Mentre giganti come Volkswagen annunciano tagli storici, il dibattito politico si infiamma: le attuali politiche industriali sono la soluzione o parte del problema? Pierfrancesco Maran (Pd/S&D) e Carlo Ciccioli (FdI/Ecr) a confronto sulle sfide della transizione, tra dazi, investimenti e sovranità produttiva hanno evidenziato possibilità e limiti del Vecchio Continente durante la puntata di “Lavori in corso”, formato Adnkronos in diretta dal Parlamento europeo a Strasburgo. Ecco la direzione da prendere per salvare l’industria, secondo i due eurodeputati.
L’automotive europeo al bivio
L’industria automobilistica europea, per decenni fiore all’occhiello dell’economia dell’Ue, sta attraversando una fase di profonda incertezza. I segnali sono inequivocabili: dai 100.000 tagli annunciati da Volkswagen alla riduzione della capacità produttiva di altre storiche fabbriche, la tendenza negativa appare ormai strutturale. In questo scenario, il dibattito si sposta sulle responsabilità delle politiche Ue, sulla revisione degli obiettivi di decarbonizzazione al 2035 e sulle strategie per difendersi dalla concorrenza asiatica.

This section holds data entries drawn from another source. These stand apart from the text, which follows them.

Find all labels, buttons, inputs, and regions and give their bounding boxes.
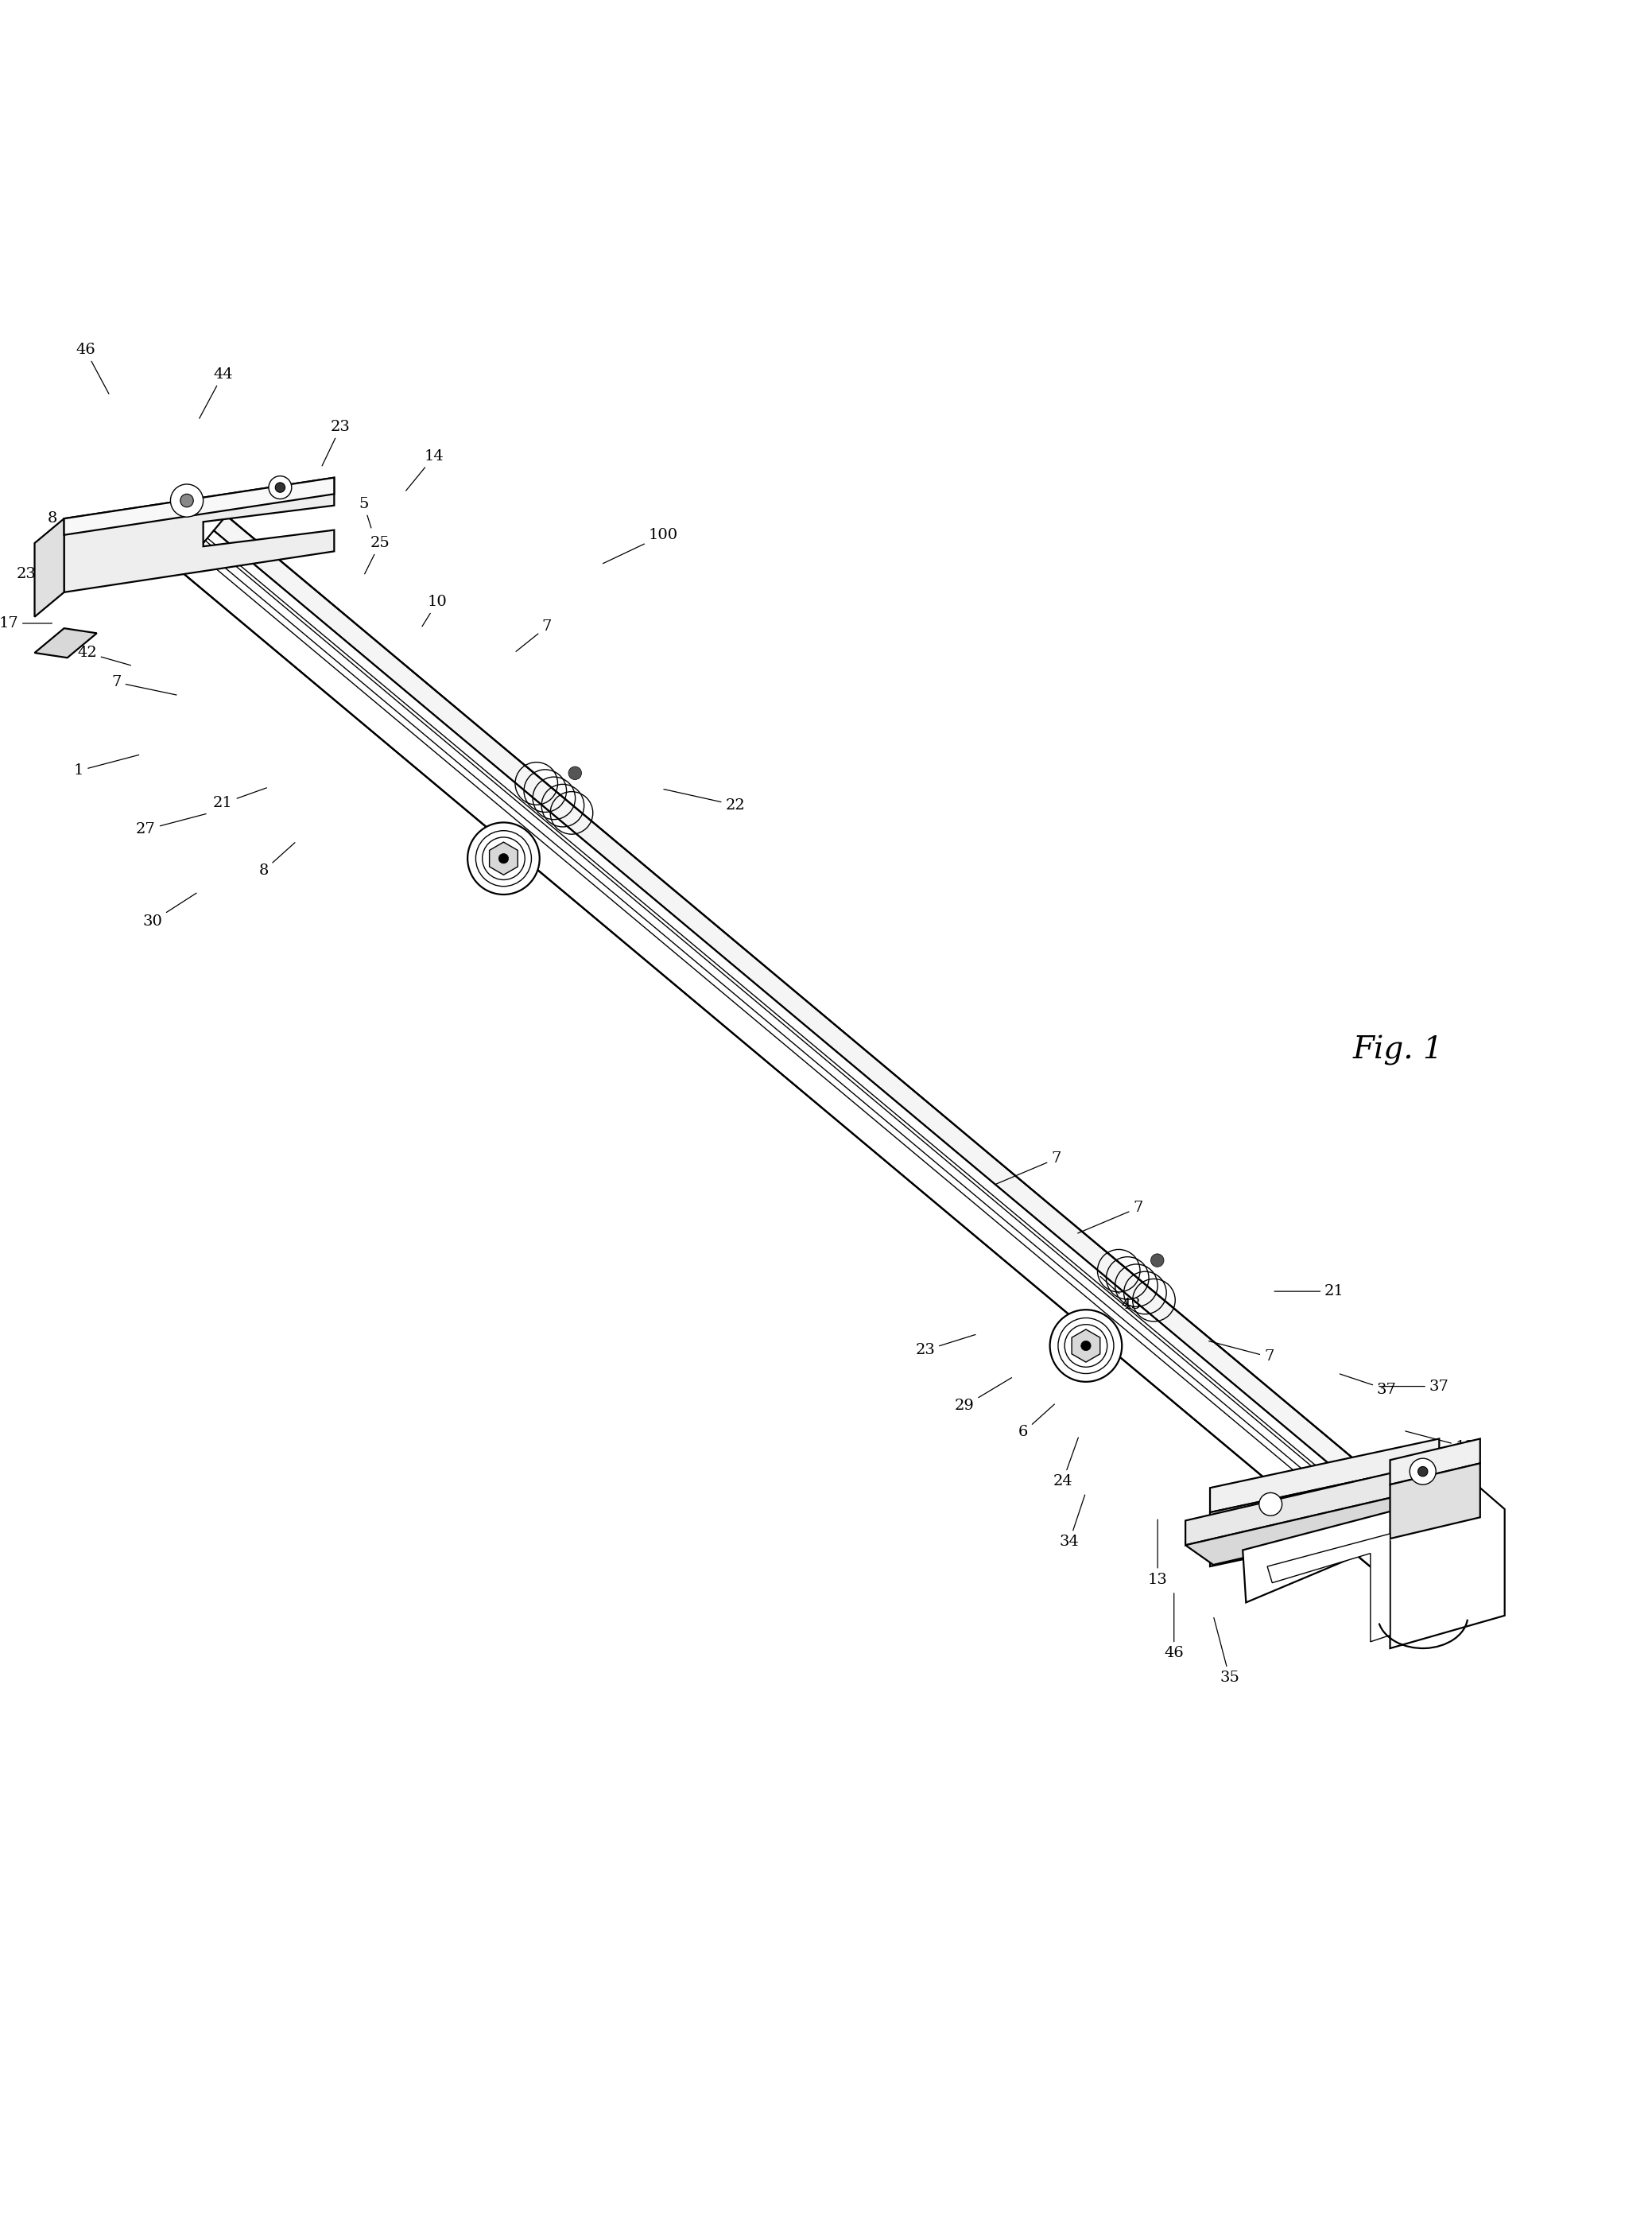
Text: 7: 7 [1077, 1201, 1143, 1234]
Text: 42: 42 [78, 645, 131, 665]
Circle shape [1417, 1467, 1427, 1476]
Text: 23: 23 [17, 563, 64, 581]
Circle shape [1259, 1494, 1282, 1516]
Text: 7: 7 [996, 1152, 1061, 1183]
Polygon shape [35, 629, 97, 658]
Circle shape [170, 483, 203, 516]
Text: 10: 10 [423, 594, 448, 627]
Polygon shape [1242, 1487, 1505, 1649]
Circle shape [1051, 1310, 1122, 1383]
Text: 23: 23 [322, 419, 350, 465]
Text: 24: 24 [1052, 1438, 1079, 1489]
Circle shape [499, 853, 509, 864]
Text: 29: 29 [955, 1378, 1011, 1414]
Text: 35: 35 [1214, 1618, 1239, 1684]
Text: 6: 6 [1018, 1405, 1054, 1440]
Polygon shape [1389, 1463, 1480, 1538]
Text: 22: 22 [664, 789, 745, 813]
Text: 100: 100 [603, 527, 677, 563]
Polygon shape [1267, 1533, 1389, 1642]
Text: 7: 7 [112, 676, 177, 696]
Circle shape [269, 476, 292, 499]
Polygon shape [64, 479, 334, 534]
Polygon shape [213, 516, 1479, 1578]
Polygon shape [489, 842, 517, 875]
Text: 7: 7 [1209, 1341, 1274, 1365]
Circle shape [180, 494, 193, 507]
Text: 37: 37 [1379, 1378, 1449, 1394]
Text: 21: 21 [1274, 1285, 1345, 1299]
Text: 17: 17 [0, 616, 53, 632]
Text: 37: 37 [1340, 1374, 1396, 1396]
Text: 46: 46 [76, 343, 109, 394]
Polygon shape [1209, 1438, 1439, 1511]
Text: 27: 27 [135, 813, 206, 838]
Polygon shape [1389, 1438, 1480, 1485]
Text: 46: 46 [1165, 1593, 1184, 1660]
Polygon shape [1209, 1463, 1439, 1567]
Text: 13: 13 [1148, 1520, 1168, 1587]
Text: 7: 7 [515, 620, 552, 652]
Text: 33: 33 [1373, 1494, 1442, 1516]
Text: 5: 5 [358, 496, 372, 527]
Circle shape [468, 822, 540, 895]
Text: 43: 43 [1100, 1276, 1142, 1312]
Circle shape [1151, 1254, 1165, 1268]
Circle shape [568, 767, 582, 780]
Text: 30: 30 [142, 893, 197, 929]
Text: 44: 44 [200, 368, 233, 419]
Circle shape [276, 483, 286, 492]
Text: 14: 14 [406, 450, 444, 490]
Polygon shape [1072, 1330, 1100, 1363]
Polygon shape [180, 530, 1465, 1618]
Text: 25: 25 [365, 536, 390, 574]
Text: 8: 8 [48, 512, 91, 532]
Polygon shape [1186, 1485, 1475, 1564]
Circle shape [1080, 1341, 1090, 1352]
Polygon shape [64, 479, 334, 592]
Polygon shape [1186, 1460, 1447, 1545]
Text: Fig. 1: Fig. 1 [1353, 1035, 1444, 1066]
Circle shape [1409, 1458, 1436, 1485]
Text: 13: 13 [1406, 1432, 1475, 1454]
Text: 23: 23 [915, 1334, 975, 1358]
Text: 1: 1 [74, 756, 139, 778]
Polygon shape [35, 519, 64, 616]
Text: 8: 8 [259, 842, 296, 878]
Text: 21: 21 [213, 789, 266, 811]
Text: 34: 34 [1059, 1496, 1085, 1549]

“Pensare che la crisi dell’automotive sia legata al Green Deal sta nella categoria delle stupidaggini”, chiosa, sottolineando che come italiani le crisi di marchi come Fiat e Stellantis è un “problema progressivo nato da prima”, chiosa Maran, secondo cui il problema risiede in una debolezza strutturale degli investimenti europei. “Siamo soggetti all’aggressione di Stati Uniti e Cina”, spiega, sottolineando come il nuovo bilancio dell’Unione non sembri ancora andare nella direzione indicata dal rapporto sulla competitività stilato da Mario Draghi. Secondo l’esponente dem, l’industria europea ha “abdicato” la fascia delle auto utilitarie, rincorrendo segmenti a costi elevati che oggi pesa sui consumatori.
Di parere diverso è Ciccioli, che individua una radice più profonda e “culturale” nella crisi attuale. L’eurodeputato accusa l’Ue di aver agito con una sorta di “monopolio del pensiero”, producendo regolamenti e procedure tecniche che hanno depotenziato il continente mentre Stati Uniti e Cina puntavano su pragmatismo e capitalismo. “Bisogna fare autocritica”, afferma, paragonando l’attuale pianificazione economica europea a quella fallimentare dell’Unione Sovietica: “Senza un sussulto dell’Europa, il rischio è il declino industriale definitivo”.
La sfida cinese e il ruolo del Green Deal
Se da un lato Ciccioli riconosce che le revisioni dei piani industriali siano “sacrosante” e che la crisi non dipenda esclusivamente dal Green Deal, dall’altro riconosce come l’Europa si sia imposta regole che i competitor globali non hanno mai adottato. La Cina, in particolare, beneficia di un sistema chiuso, con basso costo del lavoro e una strategia lungimirante sull’approvvigionamento di materie prime in Africa, ed esporta a prezzi anticoncorrenziali i prodotti risultanti. “Non sono convinto che il tema sia relativo alle norme ambientali”, controbatte Maran, individuando come errore strategico di aziende come Volkswagen l’aver pensato di vendere auto elettriche ai cinesi, che ora le producono meglio e a costi inferiori.
Verso una soluzione: “Buy European” e nuove alleanze
Cosa fare? Le ricette per uscire dallo stallo divergono sensibilmente tra i due interlocutori. La proposta di Maran è puntare sull’“Industrial Accelerator Act“ e sulla clausola del “Buy European”, secondo cui un’auto può essere definita europea solo se almeno il 70% dei suoi componenti è prodotto in Europa. Maran propone inoltre di sostenere il mercato attraverso il “social leasing” per rendere le utilitarie elettriche accessibili anche ai lavoratori, riducendo la dipendenza dai componenti importati da paesi extra-Ue come Turchia o Serbia.
Per Ciccioli, oltre a misure difensive come i dazi che considera utili ma non risolutivi, la strada è intraprendere una “rivoluzione politico-culturale” che mobiliti le nuove generazioni. La chiave strategica sarebbe la creazione di un asse con l’Africa, aggiunge, citando il Piano Mattei come strada maestra per un patto equilibrato che restituisca all’Europa un ruolo centrale nello scacchiere globale.
La sfida per l’Unione europea è ora quella di passare dalla difesa all’attacco, conclude Maran: l’Europa deve smettere di considerarsi solo “la fiaccola di una grande storia” e iniziare a produrre un meccanismo industriale più forte, capace di competere con i giganti globali. La strada è tracciata dai rapporti Draghi e Letta; resta da vedere se gli Stati membri avranno la forza politica di applicarla.